Background The association between cancer and autoimmune myositis is well established and has lead to the common practice of malignancy screening in asymptomatic individuals. The international literature advocates widely for cancer screening in autoimmune myositis however no consensus or guideline has been published to set forth a process for screening standardisation (1). Malignancy screening is a complicated topic and recommendations in favour of screening should in principle be based on a judicious assessment of the evidence in terms of the benefits, risks and costs. In inflammatory myositis there is currently insufficient evidence to support any recommendation with respect to cancer screening. In the absence of clinical guideline and quality evidence, our study aimed to establish the current trends in malignancy screening amongst Australian Rheumatologists.
Objectives To explore the current trends in malignancy screening in autoimmune myositis amongst Australian Rheumatologists using an online questionnaire.
Methods Research approval was granted by The Townsville Hospital. An invitation email containing the survey weblink was sent twice to 386 Australian Rheumatologists between August 2015 and August 2016. Voluntary participation and anonymity were guaranteed. The questionnaire contained a fixed set of multiple choice questions that requested data on respondent demographics, practice setting and screening preference, practice and concerns. Open entry comment was an option throughout the questionnaire. Fifty-eight Rheumatologists, 1 Immunologist and 1 Paediatric Rheumatologist responded (16% response rate). There were 3 survey dropouts. The data was pooled, coded and analysed using statistical software. All data was included in the analysis.
Results Most respondents (N=58) were in private (67%) and/or public practice (68%), in practice for >10 years (70%), conducted cancer screening (93%) and were “very” or “somewhat” confident in their screening practice (90%). The majority (72%) performed cancer screening independent of patient characteristics. Determinants that triggered screening (in descending order of popularity) were: tobacco use (N=11), history of cancer (N=10), age >40 (N=7), cancer family history (N=7), age >50 (N=3) and age >60 (N=1). Most respondents indicated preference to order screening tests (in descending order of popularity): mammogram (81%); CT chest & abdomen (78%); myeloma screen (70%); chest x-ray (69%), serum PSA (67%), PAP smear (54%), colonoscope (44%), LDH (41%), pelvic USS (33%), gastroscope (33%), FOBT (33%), tumour markers (28%), CT neck (17%), nuclear bone scan (15%), PET CT (4%) & testicular USS (2%). Respondents (N=57) indicated that cancer screening was problematic due to a lack of clinical practice consensus & guideline (77%), test selection knowledge (37%) and knowledge regarding repeated screening (53%). The potential for harm in conducting screening was identified to be a problem by most respondents (62%).

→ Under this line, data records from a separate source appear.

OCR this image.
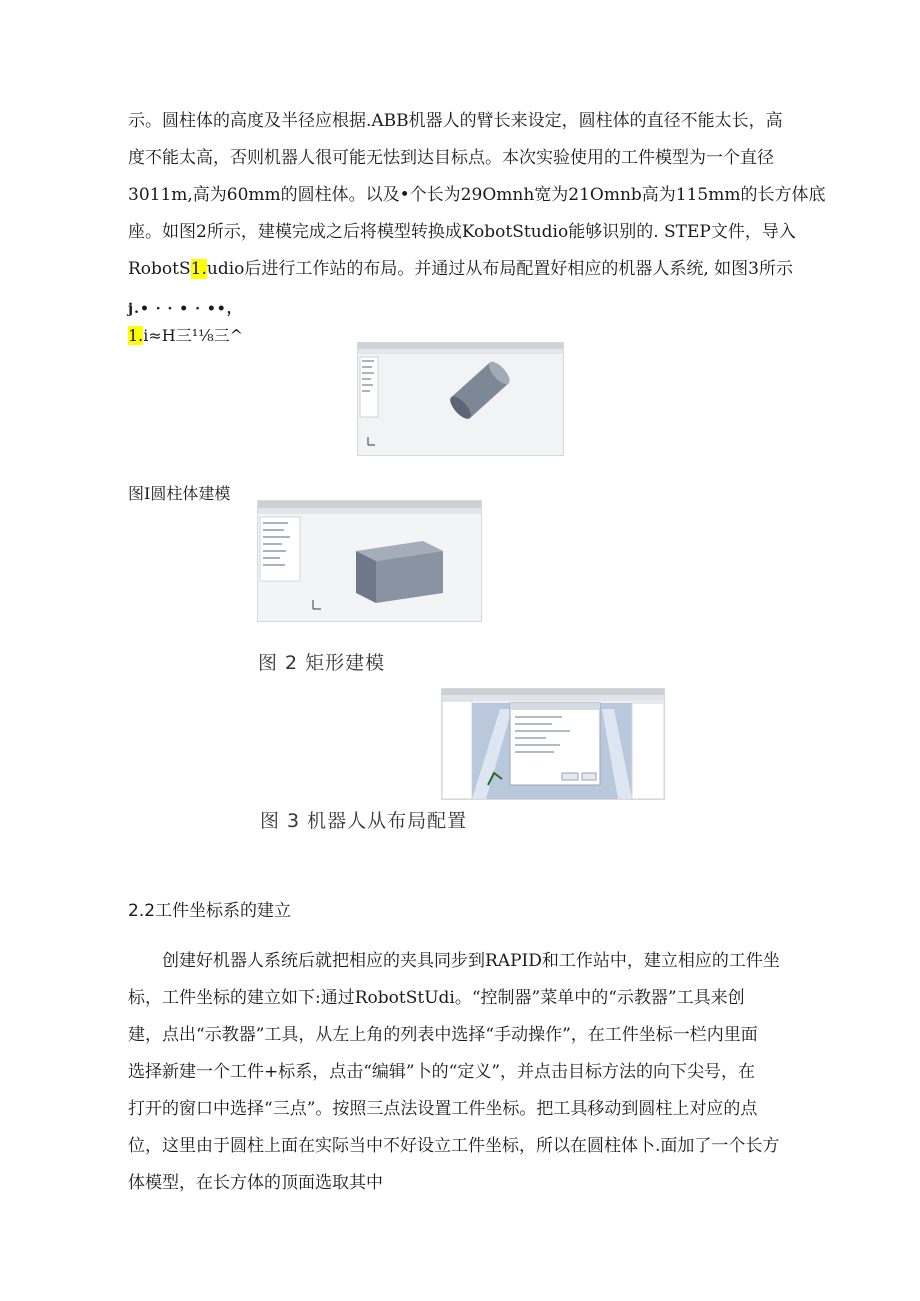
示。圆柱体的高度及半径应根据.ABB机器人的臂长来设定，圆柱体的直径不能太长，高
度不能太高，否则机器人很可能无怯到达目标点。本次实验使用的工件模型为一个直径
3011m,高为60mm的圆柱体。以及•个长为29Omnh宽为21Omnb高为115mm的长方体底
座。如图2所示，建模完成之后将模型转换成KobotStudio能够识别的. STEP文件，导入
RobotS1.udio后进行工作站的布局。并通过从布局配置好相应的机器人系统, 如图3所示
j.• · · • · ••，
1.i≈H三¹⅛三^
图I圆柱体建模
图 2 矩形建模
图 3 机器人从布局配置
2.2工件坐标系的建立
创建好机器人系统后就把相应的夹具同步到RAPID和工作站中，建立相应的工件坐
标，工件坐标的建立如下:通过RobotStUdi。“控制器”菜单中的“示教器”工具来创
建，点出“示教器”工具，从左上角的列表中选择“手动操作”，在工件坐标一栏内里面
选择新建一个工件+标系，点击“编辑”卜的“定义”，并点击目标方法的向下尖号，在
打开的窗口中选择“三点”。按照三点法设置工件坐标。把工具移动到圆柱上对应的点
位，这里由于圆柱上面在实际当中不好设立工件坐标，所以在圆柱体卜.面加了一个长方
体模型，在长方体的顶面选取其中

Conclusions The practice of malignancy screening in autoimmune myositis amongst Australian Rheumatologists is highly variable. Practice is driven by patient factors and clinician preferences. The cancer screening process is felt on several fronts to have inherent problems. Guideline, consensus and further research is needed in this area to address the challenges and evidence gap.
Masiak, A et al. (2016). Clinical characteristics of patients with anti-TIF1-y Abs. Reumatologia. 54(1): 14–18.